Quanto basta, insomma, per parlare di una delle più affascinanti tipologie di mimetismo in natura, quello batesiano, con il quale una specie di animale o di pianta commestibile (mimo) imita un’altra specie di animale o di pianta (modello) non commestibile o pericolosa scongiurando così l’assalto dai predatori. “Proprio così. – annuisce Russo – Accade quando un animale non armato, non difeso, imita la colorazione, la forma o – in questo caso – il suono emesso da un’altra specie, che invece è difesa”. Un esempio? L’innocuo serpente reale scarlatto (Lampropeltis elapsoides), diffuso in Nord America, ha assunto durante l’evoluzione un colore del tutto simile al pericoloso serpente corallo orientale (Micrurus fulvius): i predatori, così, confondono le due specie e stanno alla larga. E accade qualcosa di analogo con la farfalla Papilio dardanus, innocua, le cui femmine imitano varie specie di farfalle non commestibili dei generi Amaris e Danaus.
Mai, però, si era osservato in natura un mammifero che imita un insetto. “Ma l’esito della ricerca non ci sorprende, visto che ha perfettamente senso che i pipistrelli, con le loro straordinarie capacità vocali, ricorrano a mezzi acustici per ingannare i predatori”, sottolinea Mirjam Knörnschild, esperta di ecologia del comportamento animale al Museo di Storia Naturale di Berlino.

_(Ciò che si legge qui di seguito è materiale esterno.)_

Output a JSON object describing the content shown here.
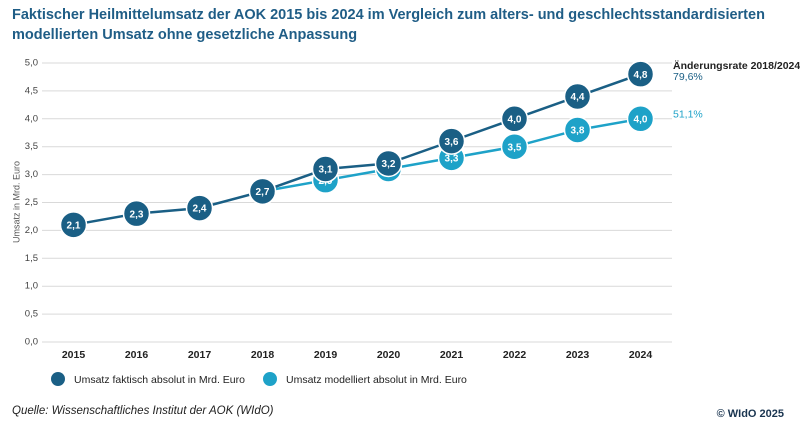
{
  "chart_data": {
    "type": "line",
    "title": [
      "Faktischer Heilmittelumsatz der AOK 2015 bis 2024 im Vergleich zum alters- und geschlechtsstandardisierten",
      "modellierten Umsatz ohne gesetzliche Anpassung"
    ],
    "y_label": "Umsatz in Mrd. Euro",
    "categories": [
      "2015",
      "2016",
      "2017",
      "2018",
      "2019",
      "2020",
      "2021",
      "2022",
      "2023",
      "2024"
    ],
    "series": [
      {
        "name": "Umsatz faktisch absolut in Mrd. Euro",
        "color": "#1a5f85",
        "values": [
          2.1,
          2.3,
          2.4,
          2.7,
          3.1,
          3.2,
          3.6,
          4.0,
          4.4,
          4.8
        ],
        "value_labels": [
          "2,1",
          "2,3",
          "2,4",
          "2,7",
          "3,1",
          "3,2",
          "3,6",
          "4,0",
          "4,4",
          "4,8"
        ]
      },
      {
        "name": "Umsatz modelliert absolut in Mrd. Euro",
        "color": "#1ea2c8",
        "values": [
          null,
          null,
          null,
          2.7,
          2.9,
          3.1,
          3.3,
          3.5,
          3.8,
          4.0
        ],
        "value_labels": [
          null,
          null,
          null,
          null,
          "2,9",
          "3,1",
          "3,3",
          "3,5",
          "3,8",
          "4,0"
        ]
      }
    ],
    "ylim": [
      0,
      5
    ],
    "yticks": [
      {
        "value": 0,
        "label": "0,0"
      },
      {
        "value": 0.5,
        "label": "0,5"
      },
      {
        "value": 1,
        "label": "1,0"
      },
      {
        "value": 1.5,
        "label": "1,5"
      },
      {
        "value": 2,
        "label": "2,0"
      },
      {
        "value": 2.5,
        "label": "2,5"
      },
      {
        "value": 3,
        "label": "3,0"
      },
      {
        "value": 3.5,
        "label": "3,5"
      },
      {
        "value": 4,
        "label": "4,0"
      },
      {
        "value": 4.5,
        "label": "4,5"
      },
      {
        "value": 5,
        "label": "5,0"
      }
    ],
    "grid": true,
    "annotations": {
      "header": "Änderungsrate 2018/2024",
      "rates": [
        "79,6%",
        "51,1%"
      ]
    },
    "source": "Quelle: Wissenschaftliches Institut der AOK (WIdO)",
    "copyright": "© WIdO 2025"
  }
}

E dunque il vespertilio maggiore, che ha una lunghezza testa-corpo di 67-79 millimetri e arriva a pesare fino a una trentina di grammi, conferma lo straordinario percorso evolutivo dei chirotteri, contribuendo forse a riabilitarne l’immagine, in parte ingiustamente compromessa da una certa narrazione legata alle origini della pandemia da Covid-19 (stigmatizzata in un articolo sulla rivista Mammal Review dal titolo “Covid-19, media coverage of bats and related Web searches: a turning point for batconservation?”).
“La verità – sottolinea Danilo Russo – è che i pipistrelli sono dei veri e propri miracoli evolutivi. Pesano pochi grammi e vivono più di 40 anni, hanno ali che consentono loro di viaggiare per chilometri e percorrere anche migliaia di chilometri nel caso delle specie migratrici, esplorano il buio con un biosonar sofisticato che neanche la migliore tecnologia umana riesce a imitare. Inoltre consumano tantissimi insetti nocivi all’agricoltura, alla salute umana e alle foreste, e ai tropici impollinano piante di grande importanza ecologica ma anche economica o ne disperdono i semi. La nostra vita dipende sotto tanti aspetti dai pipistrelli, anche se non lo sappiamo perché sono tra le presenze più discrete e silenziose che abitano con noi il Pianeta. E come nel caso del vespertilio maggiore, custodiscono segreti intriganti che continuano ad appassionarci”.